DanielJDufour commented 10 months ago

oof, so when I copy the getValues function directly from the georaster source code, it runs very fast. HOWEVER, when I run georaster.getValues from the compiled georaster code it's SUPER slow. My current hypothesis is that the webpack building process is adding in a backwards compatability polyfill that is massively slowing things down. I'll keep digging!

DanielJDufour commented 10 months ago

well I ran the compiled version of the georaster code and it's fast, so I'm at a bit of a loss. It might be an issue with the way the georaster build compiled geotiff.js or another dependency. I'll look into it more.

DanielJDufour commented 10 months ago

Okay. I can confirm that the issue is with the way GeoRaster compiled geotiff.js. GeoRaster has a private property called _geotiff that gives you access to a geotiff.js instance of your raster.

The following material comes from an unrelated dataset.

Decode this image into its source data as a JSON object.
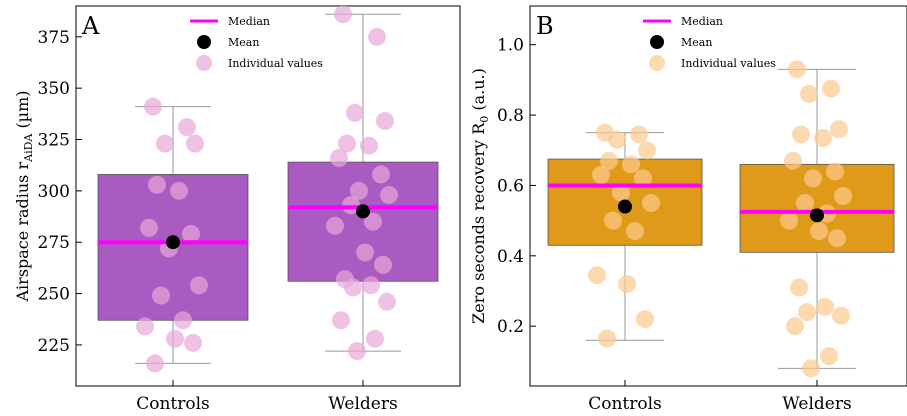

It's technically not the same geotiff.js instance as the one initially created to read the georaster-relevant metadata bc that's off the main thread.

    const georaster = await parseGeoRaster(url);
    const tiff = georaster._geotiff;
    await tiff.readRasters({...})
DanielJDufour commented 10 months ago

Fixing the georaster build process or getting the next major release out the door is going to be a large lift. However, here's the quick hacky fix for georasters that are loaded via url:

import { fromUrl } from "geotiff";

async function fix(georaster) {
  if (typeof georaster._data === "string" && georaster._geotiff) {
    georaster._geotiff = await fromUrl(georaster._data);
  }
}

const georaster = await parseGeoRaster(multiUrl);
await fix(georaster);
await geoblaze.sum(georaster, geometry);
avmey commented 7 months ago

I'm having trouble with this workaround, particularly using geotiff and ESM.

Error [ERR_REQUIRE_ESM]: require() of ES Module /workspaces/test-proj/node_modules/quick-lru/index.js from /workspaces/test-proj/node_modules/geotiff/dist-node/source/blockedsource.js not supported.

I found this thread you and Tim posted in, but was curious if these are still the most up to date solutions.

aLemonFox commented 7 months ago

Hi, is there any news on this? I have a cog of around ~8MB and it easily takes 30+ seconds to identify a single point from multiple bands (including fetching).